A sounding rocket carrying the EVE calibration instrument launched May 3 to provide supporting data for the EVE instrument currently on the Solar Dynamics Observatory. (Courtesy USAF/White Sands Missile Range)

A LASP-built instrument launched aboard a sounding rocket on May 3 with the goal of providing calibration data for a twin instrument already in flight aboard NASA’s Solar Dynamics Observatory (SDO). The “rocket-based” Extreme ultraviolet Variability Experiment, or EVE, was launched from the Air Force’s White Sands Missile Range near Las Cruces, New Mex.

The solar observations made by the rocket instrument provided a well-calibrated solar spectrum, which will now be compared to observations taken by the EVE instrument aboard SDO at the same time. The spacecraft-based EVE will be corrected to match the spectrum provided by the rocket-based EVE.

Future rocket flights with the EVE instruments will allow LASP scientists to track long-term changes in the space-based EVE. Since the rocket instrument is recovered each time, and calibrated before each launch, scientists are able to use the rocket-based EVE as a benchmark for the science data coming from space.

EVE monitors the sun where it is most variable — in the extreme UV part of the spectrum — and measures the spectrum every 10 seconds.
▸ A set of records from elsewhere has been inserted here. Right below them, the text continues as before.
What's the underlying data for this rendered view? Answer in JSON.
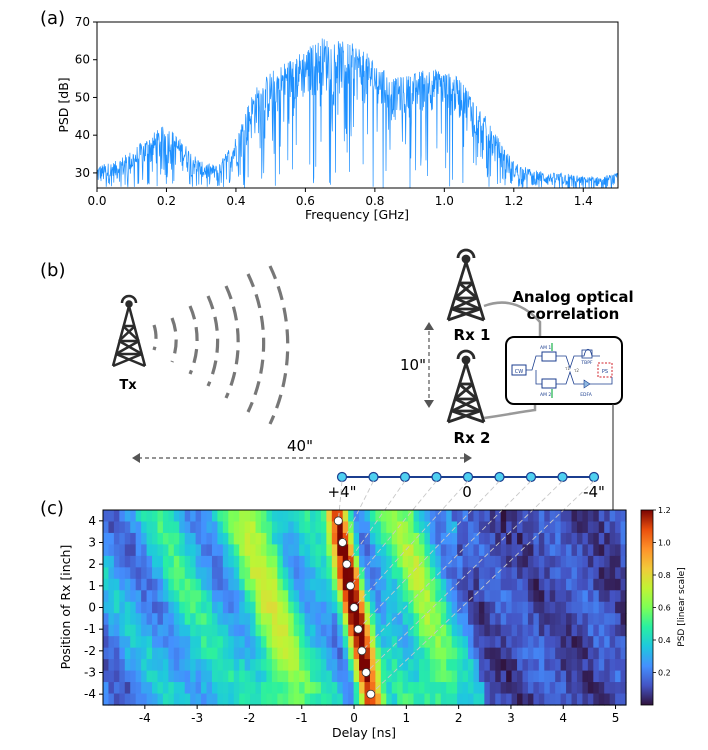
{
  "panel_a": {
    "label": "(a)",
    "chart_data": {
      "type": "line",
      "xlabel": "Frequency [GHz]",
      "ylabel": "PSD [dB]",
      "xlim": [
        0.0,
        1.5
      ],
      "ylim": [
        26,
        70
      ],
      "xticks": [
        "0.0",
        "0.2",
        "0.4",
        "0.6",
        "0.8",
        "1.0",
        "1.2",
        "1.4"
      ],
      "yticks": [
        "30",
        "40",
        "50",
        "60",
        "70"
      ],
      "series_color": "#1e90ff",
      "envelope": {
        "x": [
          0.0,
          0.05,
          0.1,
          0.15,
          0.2,
          0.25,
          0.3,
          0.35,
          0.4,
          0.45,
          0.5,
          0.55,
          0.6,
          0.65,
          0.7,
          0.75,
          0.8,
          0.85,
          0.9,
          0.95,
          1.0,
          1.05,
          1.1,
          1.15,
          1.2,
          1.25,
          1.3,
          1.35,
          1.4,
          1.45,
          1.5
        ],
        "upper": [
          32,
          33,
          36,
          40,
          43,
          38,
          33,
          32,
          40,
          52,
          57,
          60,
          63,
          66,
          65,
          64,
          60,
          55,
          56,
          58,
          57,
          55,
          48,
          40,
          33,
          31,
          30,
          30,
          29,
          29,
          30
        ],
        "lower": [
          26,
          27,
          28,
          30,
          32,
          30,
          27,
          27,
          30,
          38,
          42,
          46,
          48,
          50,
          49,
          48,
          46,
          43,
          44,
          46,
          45,
          43,
          36,
          31,
          27,
          27,
          26,
          26,
          26,
          26,
          26
        ]
      }
    }
  },
  "panel_b": {
    "label": "(b)",
    "tx_label": "Tx",
    "rx1_label": "Rx 1",
    "rx2_label": "Rx 2",
    "title_line1": "Analog optical",
    "title_line2": "correlation",
    "distance_vertical": "10\"",
    "distance_horizontal": "40\"",
    "positions_left": "+4\"",
    "positions_center": "0",
    "positions_right": "-4\"",
    "inset": {
      "cw": "CW",
      "am1": "AM 1",
      "am2": "AM 2",
      "tbpf": "TBPF",
      "ps": "PS",
      "edfa": "EDFA",
      "tau1": "τ1",
      "tau2": "τ2"
    }
  },
  "panel_c": {
    "label": "(c)",
    "chart_data": {
      "type": "heatmap",
      "xlabel": "Delay [ns]",
      "ylabel": "Position of Rx [inch]",
      "xlim": [
        -4.8,
        5.2
      ],
      "ylim": [
        -4.5,
        4.5
      ],
      "xticks": [
        "-4",
        "-3",
        "-2",
        "-1",
        "0",
        "1",
        "2",
        "3",
        "4",
        "5"
      ],
      "yticks": [
        "4",
        "3",
        "2",
        "1",
        "0",
        "-1",
        "-2",
        "-3",
        "-4"
      ],
      "colorbar_label": "PSD [linear scale]",
      "colorbar_ticks": [
        "0.2",
        "0.4",
        "0.6",
        "0.8",
        "1.0",
        "1.2"
      ],
      "colorbar_range": [
        0.0,
        1.2
      ],
      "colormap": "turbo",
      "peaks": {
        "position": [
          4,
          3,
          2,
          1,
          0,
          -1,
          -2,
          -3,
          -4
        ],
        "delay": [
          -0.3,
          -0.22,
          -0.14,
          -0.07,
          0.0,
          0.08,
          0.15,
          0.23,
          0.32
        ]
      }
    }
  }
}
At these wavelengths, the brightness of the sun can rise and fall a hundredfold within seconds, heating and “puffing up” the Earth’s upper atmosphere, which absorbs the high-energy UV photons. EVE measures these changes with unprecedented time and spectral resolution. The instrument was designed and built, in part, by engineers, scientists and students at LASP.

Launched on Feb. 11, SDO is the most advanced spacecraft ever launched to study the sun and its dynamic behavior. The spacecraft will provide images with clarity ten times better than high definition television and more comprehensive science data faster than any solar observing spacecraft in history.

NASA, NOAA, and the Air Force will use EVE data to more precisely predict how each solar flare will change our ionosphere. With this information, scientists will be able to be proactive, instead of reactive, to the impact of these solar storms on our technology.